Like Thomas, Watkins died in the United States, but his passing – a heart attack on a Seattle tennis court in 1967 – was the more salubrious. In due course Faber issued a volume of tributes. Friends and fans, including Larkin, Michael Hamburger and Kathleen Raine, wrote well and sometimes movingly of a poet who had inspired them by exhortation and example. With Dylan Thomas dead, it was left to George Barker, that other bad boy-genius of New Romanticism, to add a dash of tastelessness to the proceedings:

How she must have horrified you there
at the far side of the tennis net
the coldblooded female who killed you
with her first glance. What on earth, Watkins,
ever persuaded you to play with her?

I don’t imagine his family were too delighted by Barker’s question:

How … will you poetrify
the sickening gobbets of meat that stick to the bone
and the grass snake kissing the lip?

Barker’s poem is almost inexcusable. Yet in some ways it is the most fitting elegy Watkins received. It combines morbidity, vulgarity, humour and a modern kind of mythmaking and declares its business in a flexible, distinctive voice.
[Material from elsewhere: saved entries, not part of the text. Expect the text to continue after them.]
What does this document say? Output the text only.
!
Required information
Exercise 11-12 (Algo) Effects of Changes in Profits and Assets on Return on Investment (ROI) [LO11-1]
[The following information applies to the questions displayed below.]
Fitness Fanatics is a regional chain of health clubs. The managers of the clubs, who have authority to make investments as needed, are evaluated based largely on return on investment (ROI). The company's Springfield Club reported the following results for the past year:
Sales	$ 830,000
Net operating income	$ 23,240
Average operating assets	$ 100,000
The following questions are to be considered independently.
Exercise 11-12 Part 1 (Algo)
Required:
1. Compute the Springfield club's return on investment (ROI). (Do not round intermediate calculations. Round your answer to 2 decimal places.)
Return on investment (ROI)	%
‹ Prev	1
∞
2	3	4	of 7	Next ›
Everything that was shut outside the house in ‘Ballad of the Mari Lwyd’, flirted with in the collection of the same title, but gradually refined from Watkins’s later work has returned to haunt him. The death of Vernon Watkins has become an ‘event’, ‘a destructive creation’, full of Thomas’s ‘inevitable pulling’ and vulgarity. Barker’s merciless poem reminds us not simply of the loss of a rhapsodic, unworldly poet to the tennis court and the soil, but of the many qualities lost to air and angels long before.